His record of service to the NYSSCPA includes decades of leadership positions and membership on committees, including the Large and Medium Sized Firms Practice Management, the Task Force on Professional Liability Insurance, Managing Partners and Member Benefits committees. The NYSSCPA honored Mason with its Distinguished Service Award in 1983 recognizing his outstanding leadership of the profession through publications, public service and other activities.

He founded the National Conference of CPA Practitioners and the Foundation for Accounting Practitioners, Inc., a provider of educational programs, with the aim of serving CPAs at small- and mid-sized firms. The Stan Ross Department of Accountancy at Baruch College agreed to continue the educational program in 2009.

Both Mason and his wife Claire graduated from Baruch College and actively donated to the college. The Masons founded the Baruch College Fund in 1968 and Mason served as its first president and president emeritus. They endowed Baruch's Eli Mason Chair in Accountancy in 1992, and in 1996 the Masons funded restoration of an auditorium that became Mason Hall.

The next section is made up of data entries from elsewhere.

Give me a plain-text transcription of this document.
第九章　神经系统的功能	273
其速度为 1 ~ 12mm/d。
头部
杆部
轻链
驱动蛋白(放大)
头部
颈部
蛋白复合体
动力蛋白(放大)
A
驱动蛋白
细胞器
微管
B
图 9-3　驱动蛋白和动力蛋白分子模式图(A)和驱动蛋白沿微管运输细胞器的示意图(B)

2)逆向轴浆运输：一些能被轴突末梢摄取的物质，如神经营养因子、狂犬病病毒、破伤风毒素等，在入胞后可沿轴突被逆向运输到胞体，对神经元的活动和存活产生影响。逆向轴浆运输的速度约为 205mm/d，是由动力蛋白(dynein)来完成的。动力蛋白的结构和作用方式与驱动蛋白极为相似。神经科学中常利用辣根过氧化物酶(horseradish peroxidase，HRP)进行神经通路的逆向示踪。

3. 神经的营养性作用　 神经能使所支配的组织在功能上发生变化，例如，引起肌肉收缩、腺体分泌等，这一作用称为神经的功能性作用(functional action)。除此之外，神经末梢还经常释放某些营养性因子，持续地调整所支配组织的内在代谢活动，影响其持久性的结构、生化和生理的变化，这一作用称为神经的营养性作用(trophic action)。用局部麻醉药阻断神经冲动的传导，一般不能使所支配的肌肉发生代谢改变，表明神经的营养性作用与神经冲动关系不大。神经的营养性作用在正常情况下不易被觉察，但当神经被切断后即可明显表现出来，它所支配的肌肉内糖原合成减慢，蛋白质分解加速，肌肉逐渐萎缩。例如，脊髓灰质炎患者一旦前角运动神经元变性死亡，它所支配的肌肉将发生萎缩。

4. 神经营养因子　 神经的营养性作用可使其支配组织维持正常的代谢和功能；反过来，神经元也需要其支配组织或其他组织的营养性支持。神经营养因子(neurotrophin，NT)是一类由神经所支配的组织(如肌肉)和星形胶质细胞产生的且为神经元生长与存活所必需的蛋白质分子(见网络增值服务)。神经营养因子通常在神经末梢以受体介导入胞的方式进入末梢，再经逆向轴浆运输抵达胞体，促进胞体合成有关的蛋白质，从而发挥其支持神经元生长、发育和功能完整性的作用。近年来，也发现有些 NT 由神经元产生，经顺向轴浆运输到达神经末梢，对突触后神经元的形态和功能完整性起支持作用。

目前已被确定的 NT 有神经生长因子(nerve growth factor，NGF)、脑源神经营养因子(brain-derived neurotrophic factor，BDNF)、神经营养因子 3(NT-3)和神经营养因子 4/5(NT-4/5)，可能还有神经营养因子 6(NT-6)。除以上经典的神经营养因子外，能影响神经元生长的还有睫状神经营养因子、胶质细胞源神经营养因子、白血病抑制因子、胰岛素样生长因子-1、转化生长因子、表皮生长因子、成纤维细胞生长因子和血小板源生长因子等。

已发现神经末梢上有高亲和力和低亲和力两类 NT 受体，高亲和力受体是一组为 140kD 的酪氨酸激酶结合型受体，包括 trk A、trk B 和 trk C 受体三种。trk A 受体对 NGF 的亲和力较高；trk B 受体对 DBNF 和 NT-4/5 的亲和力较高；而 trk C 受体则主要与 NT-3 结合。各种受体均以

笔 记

"His participation reflected his immense commitment to Baruch's role in preparing future generations of accountants," said John Elliott, Vice President and Dean of the Zicklin School of Business at Baruch.

Mason was a member of the State Board for Public Accountancy, an advisory group to the regulatory New York State Board of Regents, for 10 years during the 1970s and 1980s, chairing its board for two years. He was also vice president and council member of the American Institute of Certified Public Accountants. He was also a frequent contributor to the magazine Accounting Today, and his writings were published in several books.

Mason began his career at Klein, Hinds & Finke in 1940 in New York. He started his own firm, Mason & Co. (now part of J.H. Cohn LLP) and managed it through 2009.

He received an Honorary Doctor of Humane Letters in 1978 from Baruch College and received its Distinguished Alumnus Award in 1987. The American Accounting Association honored him with its Exemplar Award for outstanding contributions to professional ethics in 2001.

Mason is survived by his wife, Claire, daughters Judith and Nina and their husbands, as well as grandchildren and great-grandchildren.

About the NYSSCPA:

Representing 28,000 CPAs, the New York State Society of Certified Public Accountants (NYSSCPA) is the oldest state accounting organization in the nation. Incorporated in 1897, the Society is a not-for-profit organization that seeks to establish and maintain high standards of integrity, honor, and character among certified public accountants. Its members are CPAs working in public practice, industry, government and education in a state that serves as the home of Wall Street and major financial institutions.